Ms. Plant, who felt that Diana’s belongings were “being scattered aimlessly all around the world and being sold to the highest bidder,” saw it as her personal mission to honor the princess’ sartorial and humanitarian legacy. In 2020, she founded The Princess Diana Museum, a digital archive built around her private collection.
Diana actually started the sell-off of many of the items connected to her when, in 1997, just two months before her death, she auctioned off 79 of her gowns through Christie’s, raising $3.25 million for AIDS and cancer charities.
“It’s hurting my heart again to kind of see this big collection go out at one time and not be able to preserve them for the museum, because I feel like that’s where they deserve to be, not in someone’s cupboard,” said Ms. Plant.
Ms. Plant, whose collection is currently stowed in two storage units in Los Angeles, plans to organize a touring exhibition next year to bring the museum across the United States, Australia and Britain.
But before that can happen, Ms. Plant is eyeing an acquisition: the princess’ Bellville Sassoon Floral Day Dress, which is frequently called the “Caring Dress” because of how often Diana wore it when visiting the sick. That dress is part of the Julien’s auction on Thursday.

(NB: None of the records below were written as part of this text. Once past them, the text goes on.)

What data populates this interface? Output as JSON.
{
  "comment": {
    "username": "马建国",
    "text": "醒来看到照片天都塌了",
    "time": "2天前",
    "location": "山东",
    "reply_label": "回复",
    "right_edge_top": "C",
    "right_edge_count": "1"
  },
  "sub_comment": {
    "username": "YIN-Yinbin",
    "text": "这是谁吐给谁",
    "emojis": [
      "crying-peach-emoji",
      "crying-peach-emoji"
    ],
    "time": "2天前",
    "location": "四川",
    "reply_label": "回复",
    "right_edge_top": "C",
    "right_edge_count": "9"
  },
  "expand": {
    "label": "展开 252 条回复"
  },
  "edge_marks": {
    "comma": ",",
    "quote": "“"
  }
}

Ms. Plant saw the dress up close when Diana wore it in 1988 to greet crowds outside St. Andrew’s Cathedral in Sydney, Australia. Because of her own personal history with the dress, Ms. Plant believes it would complete her collection.
“I am going to bid live,” she said. “I like to see the room, feel the room. I am a very strategic bidder and I always fall on the floor when I win. I do a whole stunt move.”